Nell’aprile 2009, a tre mesi dalla scomparsa, insieme al compianto Ernesto Vegetti organizzammo un ricordo di Lino Aldani a Fiuggi, sede della convention del fantastico Deepcon/Italcon, che quell’anno ospitava anche il festival internazionale della Eurocon. Quegli omaggi restano, purtroppo, ancora inediti. Nell’estate 2010 parve giungere un’occasione per riprendere e rielaborare le mie note ma, ancora una volta, quel ricordo sembrò segnato da un destino tormentato. È dunque con immenso entusiasmo che accolgo l’ospitalità cartacea di Next e quella online di Delos.
Per quasi cinquant’anni, il genere popolare della fantascienza ha offerto uno spazio di espressione e sperimentazione a un autore lontano dall’industria del best-seller (come ad altri che hanno seguito le sue orme). Una nicchia certo, ma una nicchia di libertà. Spetta a noi continuare a promuoverla e ad allargarla.
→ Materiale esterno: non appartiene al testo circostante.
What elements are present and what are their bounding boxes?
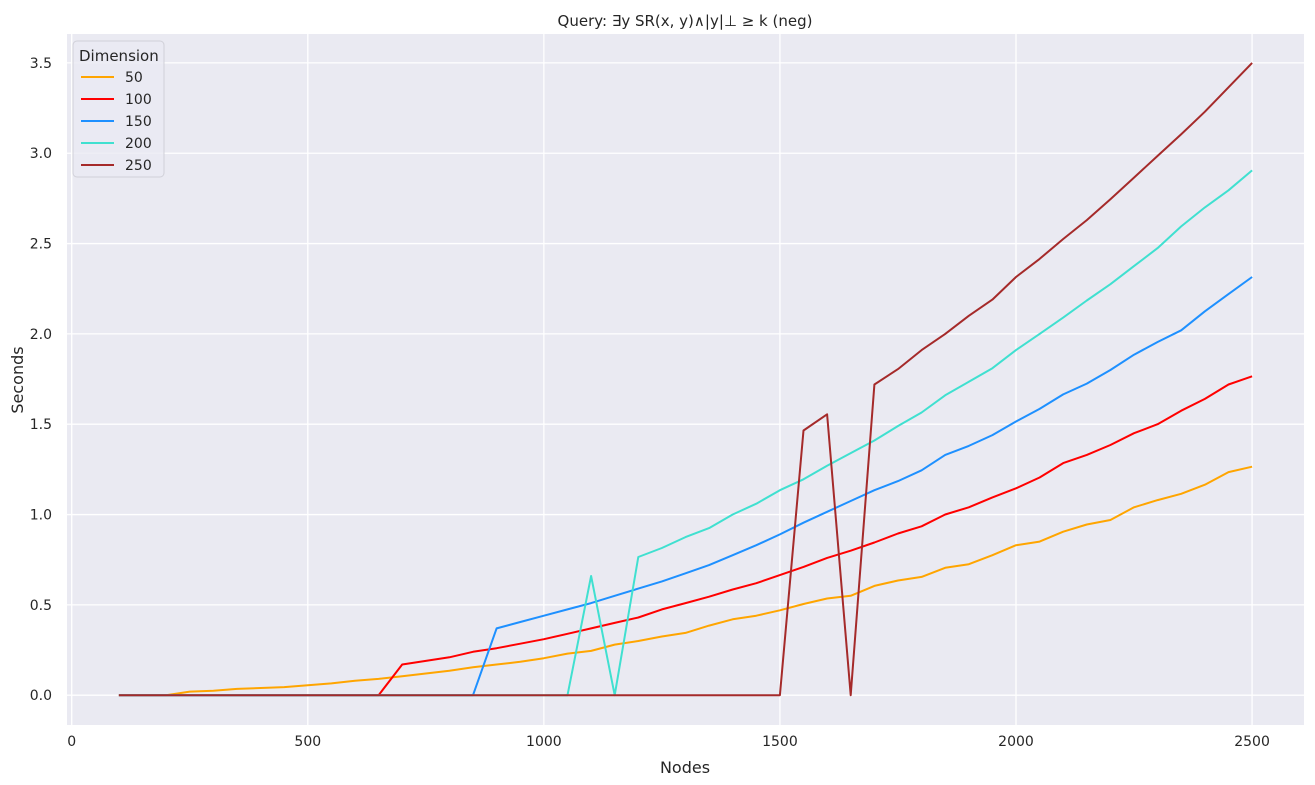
legend-label-100: 100 <box>125 92 152 108</box>
series-lines <box>118 62 1253 697</box>
legend-label-50: 50 <box>125 70 143 86</box>
y-tick-label: 3.5 <box>30 56 52 72</box>
y-tick-labels: 0.0 0.5 1.0 1.5 2.0 2.5 3.0 3.5 <box>30 56 52 704</box>
x-tick-label: 1000 <box>526 734 562 750</box>
x-tick-label: 2500 <box>1234 734 1270 750</box>
series-line-50 <box>118 465 1253 697</box>
x-axis-label: Nodes <box>660 758 710 777</box>
legend-label-150: 150 <box>125 114 152 130</box>
x-tick-label: 1500 <box>762 734 798 750</box>
x-tick-labels: 0 500 1000 1500 2000 2500 <box>67 734 1270 750</box>
x-tick-label: 500 <box>294 734 321 750</box>
x-tick-label: 0 <box>67 734 76 750</box>
chart-title: Query: ∃y SR(x, y)∧|y|⊥ ≥ k (neg) <box>558 12 813 30</box>
y-tick-label: 0.5 <box>30 598 52 614</box>
y-tick-label: 1.0 <box>30 508 52 524</box>
legend: Dimension 50 100 150 200 250 <box>72 40 165 178</box>
legend-items: 50 100 150 200 250 <box>81 70 152 174</box>
y-axis-label: Seconds <box>8 346 27 413</box>
y-tick-label: 2.0 <box>30 327 52 343</box>
series-line-250 <box>118 62 1253 697</box>
legend-label-250: 250 <box>125 158 152 174</box>
plot-background <box>67 34 1304 725</box>
x-tick-label: 2000 <box>998 734 1034 750</box>
y-tick-label: 1.5 <box>30 417 52 433</box>
y-tick-label: 3.0 <box>30 146 52 162</box>
y-tick-label: 0.0 <box>30 688 52 704</box>
legend-title: Dimension <box>79 47 159 65</box>
legend-label-200: 200 <box>125 136 152 152</box>
grid-lines <box>67 34 1304 725</box>
y-tick-label: 2.5 <box>30 237 52 253</box>
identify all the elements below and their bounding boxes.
Per chi desidera leggere o rileggere Aldani, le ristampe più recenti sono reperibili in Urania Collezione e l’opera omnia narrativa è in alcuni volumi della Perseo/Elara. Mettiamoci alla ricerca, a partire dalla bibliografia online consultabile sul Catalogo Vegetti: http://www.fantascienza.com/catalogo/autori/NILF10059/lino-aldani/. Non sarà molto in termini di grandi numeri della visibilità: è forse questo il destino delle letterature “minori”. Ma è un’occasione per mantenere intatta la memoria storica di un passato recentissimo. Anche in Italia come altrove, la fantascienza è viva. Purchè lo siamo noi.
Il primo racconto di Lino Aldani lo lessi nel 1978, a 15 anni: Visita al padre, su Robot. Uscita nel 1976, quando si poteva ancora parlare dei computer game come fantascienza, la storia metteva a confronto un dirigente d’azienda, con la sua vita alienata in una Milano che allora appariva ipertecnologica, e il suo anziano padre ritiratosi a vivere in campagna. Un confronto senza riconciliazione, una parabola disperata che non offriva la rassicurazione del ritorno a uno stile di vita più “autentico”: chiaramente, proprio i sogni bucolici del padre erano la radice profonda per l’insoddisfazione del figlio. Negli anni del punk, la fantascienza di Aldani esprimeva una rabbia che era ovunque nell’aria: no future perchè no present e no past. Alcuni lettori obiettarono con veemenza per l’esilità dell’armamentario fantascientifico, scoprii di lì a poco: però quella era SF, ne ero del tutto convinto e lo sono ancora.
Era nel suo elemento Aldani su Robot e su Galassia, che insieme alle collane da libreria stavano finalmente (ed era ora!) presentando in veste amorevole e curata una fantascienza mai vista, davvero attuale: la raffinatezza e l’impegno lo rendevano affine – attraversando generazioni e confini – a quella “nuova” SF che gradualmente, da studente, andavo scoprendo sulle bancarelle dell’usato. Soprattutto, con quel racconto avevo scoperto che nel genere c’era qualcosa in grado di parlare in maniera diretta a un teenager di origine operaia, imbevuto di cultura rock e della rabbia politica-esistenziale della propria generazione, e che, come ogni altro teenager, non provava la minima nostalgia per il passato. Non c’era niente di “cyber” in Aldani, ma in quel racconto avevo trovato qualcosa di molto vicino allo spirito di rifiuto del punk.